As noted above, CRP levels can change very quickly and often vary from day to day. A single elevated hs-CRP is likely to be of little value. At the least, the test should be repeated several times to demonstrate that the hs-CRP remains consistently high.

The presence of visceral fat, the type of fat that occurs inside the abdomen around the internal organs as opposed to subcutaneous fat under the skin, is associated with increased levels of inflammation. Visceral fat typically accumulates in response to high carbohydrate diets, alcohol intake and insufficient exercise, among other causes. So, a change in diet, weight or exercise can cause hs-CRP levels to increase. Improving the lifestyle factors that underlie the change will bring the hs-CRP and inflammation back down. Simply having an elevated hs-CRP may not justify lifelong drug therapy when the problem may be correctable with lifestyle changes.

The bigger concern is that while inflammation is likely to play a role in both the progression of atherosclerosis and the risk of symptomatic cardiovascular events, we don’t know what role it plays in people who do not have pre-existing atherosclerosis. Studies published several years ago established that patients with plaque seen on a Heart Scan had an even higher risk of cardiac events if they also had an elevated hs-CRP. On the other hand, patients who did not have any detectable plaque on their Heart Scan had a very low risk of heart attack or stroke whether or not they had an elevated hs-CRP.

The JUPITER trial looked at all people with elevated hs-CRP but did not differentiate those who had atherosclerosis from those who didn’t. So, while a reduction in risk was seen on average across all those patients who had an elevated hs-CRP, it is very plausible that there was a very large risk reduction from treating those who have plaque while those who did not have plaque had no benefit at all.

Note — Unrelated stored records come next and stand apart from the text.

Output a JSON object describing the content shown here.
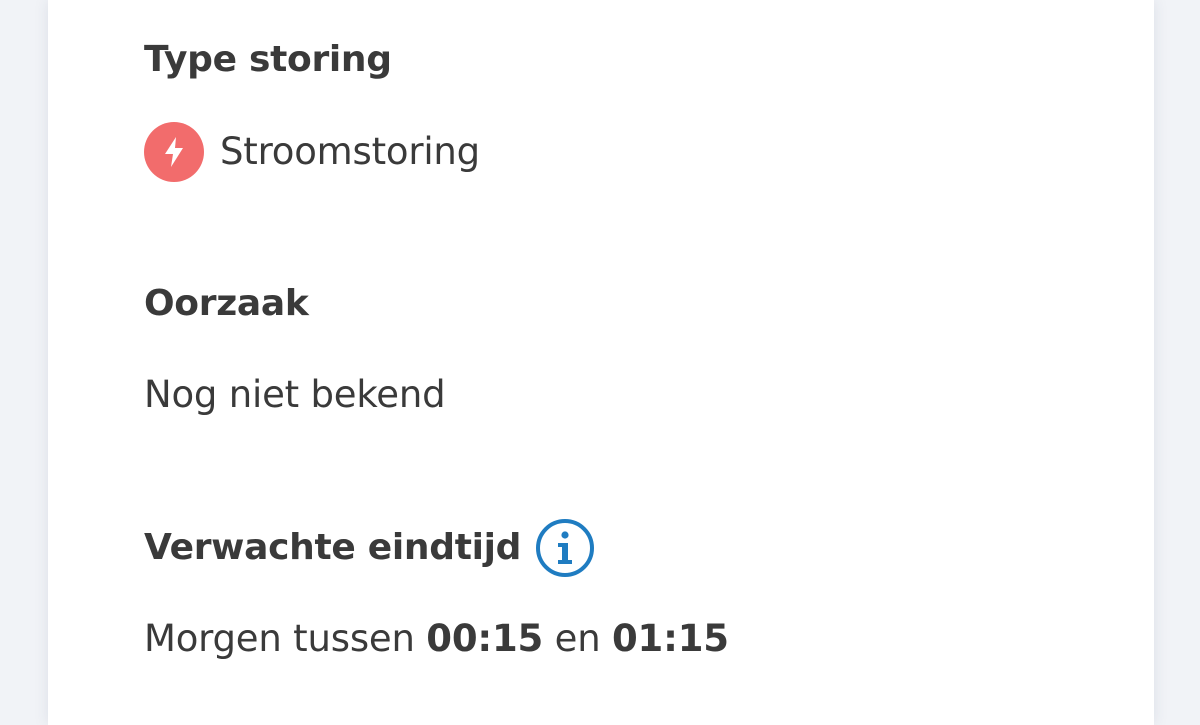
{
  "type_section": {
    "heading": "Type storing",
    "value": "Stroomstoring",
    "icon": "lightning-bolt-icon",
    "icon_color": "#f26c6c"
  },
  "cause_section": {
    "heading": "Oorzaak",
    "value": "Nog niet bekend"
  },
  "end_time_section": {
    "heading": "Verwachte eindtijd",
    "info_icon": "info-icon",
    "info_icon_color": "#1f7cc1",
    "prefix": "Morgen tussen",
    "start_time": "00:15",
    "connector": "en",
    "end_time": "01:15"
  }
}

In that case, using hs-CRP alone to determine who should be treated is very likely to result in a large number of people being treated who can not benefit because they don’t have atherosclerosis in the first place. The JUPITER trial authors estimated that 95 patients with elevated hs-CRP levels would need to be treated to prevent just 1 cardiac event over a 2 year period.

Therefore, our recommendation is that hs-CRP is not useful primarily as an initial screening tool as it does not differentiate those with high risk plaque from those without any plaque and a low risk. The initial screening step should be a Coronary Calcium Score to determine the total amount of plaque present. Those with zero scores and no detectable plaque do not need further risk stratification. Those with more than moderate amounts of plaque may benefit from measuring hs-CRP and instituting more aggressive and earlier treatment if the hs-CRP is elevated.

In patients who have already been found to have a high hs-CRP, a Coronary Calcium Score may help to differentiate those who need more aggressive treatment. If no detectable plaque is present then simple lifestyle changes, such as improved diet and exercise along with Omega 3 supplementation, should help to lower the levels of inflammation which may alter the long-term risk of eventually developing atheroscolerosis.